In case you missed the political news from Arizona this weekend, I'll paraphrase what various Arizona Republicans were saying:
Russell Pearce said some horrible things, he should resign his position. Now I have to get back to scrubbing his endorsement from my website.
Details? Yes, you want details.
Russell Pearce is, thankfully, a former state legislator. Still, he has enough juice in activist circles to get elected vice chair of the Republican Party and get a cushy political appointment with the Maricopa County Treasurer's office.
This weekend, he got into trouble some things he said on his radio show. In case you had better things to do than to listen to Valley AM radio, here is the report from the New Times:
"You put me in charge of Medicaid," Pearce told one caller, "the first thing I'd do is get [female recipients] Norplant, birth-control implants, or tubal ligations. Then, we'll test recipients for drugs and alcohol, and if you want to [reproduce] or use drugs or alcohol, then get a job."
Condemnations came from across the Republican spectrum. Call me jaded, but I am not ready to congratulate anybody.

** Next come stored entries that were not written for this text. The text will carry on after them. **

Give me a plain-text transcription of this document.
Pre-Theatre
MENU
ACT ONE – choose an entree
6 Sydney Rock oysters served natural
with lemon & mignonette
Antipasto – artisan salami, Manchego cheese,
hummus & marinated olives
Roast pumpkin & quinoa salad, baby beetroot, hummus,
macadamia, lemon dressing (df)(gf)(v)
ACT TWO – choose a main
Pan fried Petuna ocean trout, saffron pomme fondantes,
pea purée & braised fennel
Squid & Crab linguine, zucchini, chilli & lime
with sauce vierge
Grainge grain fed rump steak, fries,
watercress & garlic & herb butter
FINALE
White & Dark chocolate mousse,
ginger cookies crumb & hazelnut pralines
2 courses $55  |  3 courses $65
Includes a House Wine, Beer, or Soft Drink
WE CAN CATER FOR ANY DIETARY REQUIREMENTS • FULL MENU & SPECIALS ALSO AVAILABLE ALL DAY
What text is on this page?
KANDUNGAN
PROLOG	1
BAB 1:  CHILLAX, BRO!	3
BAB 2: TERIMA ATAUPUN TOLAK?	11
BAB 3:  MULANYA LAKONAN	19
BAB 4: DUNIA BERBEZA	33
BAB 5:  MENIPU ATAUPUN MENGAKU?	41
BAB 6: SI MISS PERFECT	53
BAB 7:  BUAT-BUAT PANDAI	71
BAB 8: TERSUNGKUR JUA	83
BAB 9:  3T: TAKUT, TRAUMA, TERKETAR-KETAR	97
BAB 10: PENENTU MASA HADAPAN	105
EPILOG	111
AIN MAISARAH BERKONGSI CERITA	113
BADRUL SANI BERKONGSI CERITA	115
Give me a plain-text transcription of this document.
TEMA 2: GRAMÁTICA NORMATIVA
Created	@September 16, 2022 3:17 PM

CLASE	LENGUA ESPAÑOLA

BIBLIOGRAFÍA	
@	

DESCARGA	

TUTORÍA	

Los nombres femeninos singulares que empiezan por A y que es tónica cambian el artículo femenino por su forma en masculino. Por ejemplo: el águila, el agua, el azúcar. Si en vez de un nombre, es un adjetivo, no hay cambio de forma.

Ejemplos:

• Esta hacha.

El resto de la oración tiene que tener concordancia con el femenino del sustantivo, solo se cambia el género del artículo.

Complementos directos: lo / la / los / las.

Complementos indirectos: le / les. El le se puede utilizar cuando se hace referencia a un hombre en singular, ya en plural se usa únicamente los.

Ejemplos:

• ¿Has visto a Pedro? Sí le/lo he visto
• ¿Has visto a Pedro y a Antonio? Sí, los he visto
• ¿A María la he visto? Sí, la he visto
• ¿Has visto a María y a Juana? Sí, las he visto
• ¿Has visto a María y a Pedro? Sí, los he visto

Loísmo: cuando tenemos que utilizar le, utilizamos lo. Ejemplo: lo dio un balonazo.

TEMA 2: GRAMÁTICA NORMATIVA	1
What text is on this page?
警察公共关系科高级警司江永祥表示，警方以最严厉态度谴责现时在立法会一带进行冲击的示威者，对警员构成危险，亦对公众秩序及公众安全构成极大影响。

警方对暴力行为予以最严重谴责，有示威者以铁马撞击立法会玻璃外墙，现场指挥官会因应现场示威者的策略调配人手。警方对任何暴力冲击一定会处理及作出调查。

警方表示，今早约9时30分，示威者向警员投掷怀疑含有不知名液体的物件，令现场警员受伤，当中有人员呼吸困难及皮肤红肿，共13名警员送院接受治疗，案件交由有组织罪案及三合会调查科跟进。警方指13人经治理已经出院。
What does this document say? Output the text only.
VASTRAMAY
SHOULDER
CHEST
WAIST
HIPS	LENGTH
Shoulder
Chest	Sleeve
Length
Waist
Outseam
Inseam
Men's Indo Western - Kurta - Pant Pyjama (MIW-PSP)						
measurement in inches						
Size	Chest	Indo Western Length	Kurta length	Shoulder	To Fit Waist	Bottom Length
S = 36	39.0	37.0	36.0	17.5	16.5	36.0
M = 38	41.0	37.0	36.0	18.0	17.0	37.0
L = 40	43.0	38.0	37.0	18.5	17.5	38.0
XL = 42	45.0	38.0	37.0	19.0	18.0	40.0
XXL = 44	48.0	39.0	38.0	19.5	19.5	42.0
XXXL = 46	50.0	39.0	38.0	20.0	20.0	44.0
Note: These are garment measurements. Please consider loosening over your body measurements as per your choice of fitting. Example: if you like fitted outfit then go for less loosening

First off, although Pearce is not endorsing a pro-choice position here by any means, condemning Pearce for talking up birth control is not the most difficult thing for an ambitious Republican to do.
Second and more infuriating, Pearce has been saying hateful things for years, and it only seemed to help him gather more and more power.
Let me give you an example. Consultant Barrett Marson tweeted out his condemnation of Pearce:
Leaving aside the "please write about me" plea, Marson is just a wee hypocritical here. He served as publicity flack for House Speaker Jim Weiers back when Pearce was at the zenith of his power: those heady years before the passage of SB 1070. During that time, Weiers and legislative leaders thought so much of Pearce that they created a second appropriations committee just so Pearce could be the chairman. Like I said, the man was powerful because people were willing to hand him power.
Yeah, Marson was not the decision maker there, but he was sure as heck willing to cash checks for justifying nonsense like that. So yes, another guy I won't give any credit to.
What he said here wasn't new. Pearce's colleagues can tell you about what he says when reporters are not around, and they aren't that far from what he said on his show. His relationship with neo-Nazi J.T. Ready should have been a clue that he was not just a run-of-the-mill conservative. His sponsorship of divisive legislation (SB 1070 is only one example) should have been enough, but too many people were willing to let this cancer on our state's politics grow.
Although he was recalled in 2011, it's instructive that the political and business community were dismissive of the effort at first. They didn't want to anger the guy. He was the most powerful politician in the state. By the way, it was power they helped give him. Even when the Latino activists that started the recall were shoved aside so that business leaders could take the credit when the tide turned against Pearce, there were still groups that supported him. Hate is okay as long as it is accompanied by low taxes and light regulation.
Pearce is out of power now, so it's pretty easy for the people that once sought out his favor to kick him around. His endorsements didn't pull a lot of weight this year. Still, he has his fans (and coddlers). For all the talk that his statement doesn't represent the Republican Party, his man got elected chair and he was elected vice chair. This didn't happen because he pulled a sword from a rock; he was chosen by rank-and-file activists. That's called representing the party.
As of this morning, Pearce has resigned that post. It will lead to no soul searching on his part and none from the people that helped create this monster in the first place.
For years, Pearce was at the vanguard of the anti-immigrant movement. He promoted some of the most hateful rhetoric against our Hispanic neighbors. Unfortunately, no one seemed to think that was a problem until he changed his target.